Rekonsiliasi fiskal :
KOREKSI
Perkiraan Komersial Positif Negatif Fiskal

Beban piutang tak tertagih 5.000,000 4.500.000 500.000

Kalau suatu piutang yang nyata-nyata tidak dapat tertagih pada suatu tahun dan penghapusan tersebut tidak memenuhi syarat peraturan perpajakan, maka jika pada tahun berikutnya dapat tertagih, maka secara komersial akan dianggap sebagai penghasilan, tapi penghasilan ini harus dikoreksi negatif, dengan alasan pada waktu penghapusan tidak diakui oleh pajak, maka pada waktu ditimbulkan sebagai penghasilan, maka penghasilan tersebut juga harus dikoreksi negatif.

Pada intinya, pajak tidak mengakui adanya cadangan, kecuali cadangan untuk hal-hal sebagai berikut : UU No.36/2008 Pasal 9 (1)c.
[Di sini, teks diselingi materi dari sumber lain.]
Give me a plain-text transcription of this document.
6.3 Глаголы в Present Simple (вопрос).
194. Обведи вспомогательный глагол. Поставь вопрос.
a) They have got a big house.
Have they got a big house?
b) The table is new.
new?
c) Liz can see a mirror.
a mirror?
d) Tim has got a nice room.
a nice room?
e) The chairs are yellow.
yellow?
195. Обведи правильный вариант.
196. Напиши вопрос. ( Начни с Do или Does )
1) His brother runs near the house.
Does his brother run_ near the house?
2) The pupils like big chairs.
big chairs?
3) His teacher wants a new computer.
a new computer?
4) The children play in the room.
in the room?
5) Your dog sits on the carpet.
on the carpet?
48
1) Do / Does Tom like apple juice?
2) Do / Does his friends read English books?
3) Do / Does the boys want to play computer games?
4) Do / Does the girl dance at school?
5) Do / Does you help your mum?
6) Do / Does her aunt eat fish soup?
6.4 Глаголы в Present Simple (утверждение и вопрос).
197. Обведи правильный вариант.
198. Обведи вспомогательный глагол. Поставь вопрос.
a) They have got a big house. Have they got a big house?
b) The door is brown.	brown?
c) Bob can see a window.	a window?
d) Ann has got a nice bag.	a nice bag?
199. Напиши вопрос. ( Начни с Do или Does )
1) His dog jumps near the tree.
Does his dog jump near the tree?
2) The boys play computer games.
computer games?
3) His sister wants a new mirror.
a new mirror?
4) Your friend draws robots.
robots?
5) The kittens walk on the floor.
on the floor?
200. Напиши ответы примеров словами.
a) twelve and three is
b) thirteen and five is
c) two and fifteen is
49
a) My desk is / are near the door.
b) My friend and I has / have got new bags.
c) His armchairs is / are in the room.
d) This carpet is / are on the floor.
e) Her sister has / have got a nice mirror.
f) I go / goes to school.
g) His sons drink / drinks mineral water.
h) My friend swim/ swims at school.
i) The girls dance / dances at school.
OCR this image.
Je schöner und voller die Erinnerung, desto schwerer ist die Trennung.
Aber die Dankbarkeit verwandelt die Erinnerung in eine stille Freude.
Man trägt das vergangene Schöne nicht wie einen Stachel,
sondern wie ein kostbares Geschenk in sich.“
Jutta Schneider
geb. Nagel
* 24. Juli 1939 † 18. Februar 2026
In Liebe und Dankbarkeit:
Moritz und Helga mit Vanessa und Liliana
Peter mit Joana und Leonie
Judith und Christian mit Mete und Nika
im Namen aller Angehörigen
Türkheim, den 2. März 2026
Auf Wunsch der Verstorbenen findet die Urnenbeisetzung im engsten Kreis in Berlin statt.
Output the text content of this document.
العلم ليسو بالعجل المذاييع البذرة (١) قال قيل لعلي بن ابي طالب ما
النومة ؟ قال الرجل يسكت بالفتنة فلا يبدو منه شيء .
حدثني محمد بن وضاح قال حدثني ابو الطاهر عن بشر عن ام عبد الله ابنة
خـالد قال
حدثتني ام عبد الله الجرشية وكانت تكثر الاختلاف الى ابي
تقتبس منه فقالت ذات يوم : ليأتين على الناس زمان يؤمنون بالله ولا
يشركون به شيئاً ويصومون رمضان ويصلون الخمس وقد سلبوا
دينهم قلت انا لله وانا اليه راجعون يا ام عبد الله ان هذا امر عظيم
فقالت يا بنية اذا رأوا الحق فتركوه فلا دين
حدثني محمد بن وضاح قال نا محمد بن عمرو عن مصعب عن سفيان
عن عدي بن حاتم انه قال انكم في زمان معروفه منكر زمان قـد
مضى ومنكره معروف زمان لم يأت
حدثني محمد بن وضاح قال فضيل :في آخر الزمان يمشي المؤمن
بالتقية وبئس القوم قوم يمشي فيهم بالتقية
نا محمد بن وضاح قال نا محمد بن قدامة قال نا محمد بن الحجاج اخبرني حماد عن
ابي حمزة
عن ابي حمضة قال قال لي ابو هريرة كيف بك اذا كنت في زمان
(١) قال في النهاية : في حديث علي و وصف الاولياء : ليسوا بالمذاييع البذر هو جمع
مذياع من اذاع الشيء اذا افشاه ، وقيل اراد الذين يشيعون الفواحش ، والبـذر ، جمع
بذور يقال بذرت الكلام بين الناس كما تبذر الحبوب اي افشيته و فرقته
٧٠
1. cadangan piutang tak tertagih untuk usaha bank dan badan usaha lain yang menyalurkan kredit, sewa guna usaha dengan hak opsi, perusahaan pembiayaan konsumen, dan perusahaan anjak piutang;
2. cadangan untuk usaha asuransi termasuk cadangan bantuan sosial yang dibentuk oleh Badan Penyelenggara Jaminan Sosial;
3. cadangan penjaminan untuk Lembaga Penjamin Simpanan;
4. cadangan biaya reklamasi untuk usaha pertambangan;
5. cadangan biaya penanaman kembali untuk usaha kehutanan; dan
6. cadangan biaya penutupan dan pemeliharaan tempat pembuangan limbah industri untuk usaha pengolahan limbah industri, yang ketentuan dan syarat-syaratnya diatur dengan atau berdasarkan Peraturan Menteri Keuangan;

Lihat lebih detail pada Peraturan Menteri Keuangan No.81/PMK.03/2009 tangga 22 April 2009 Tentang “Pembentukan atau Pemupukan Dana Cadangan boleh dikurangkan sebagai Biaya”.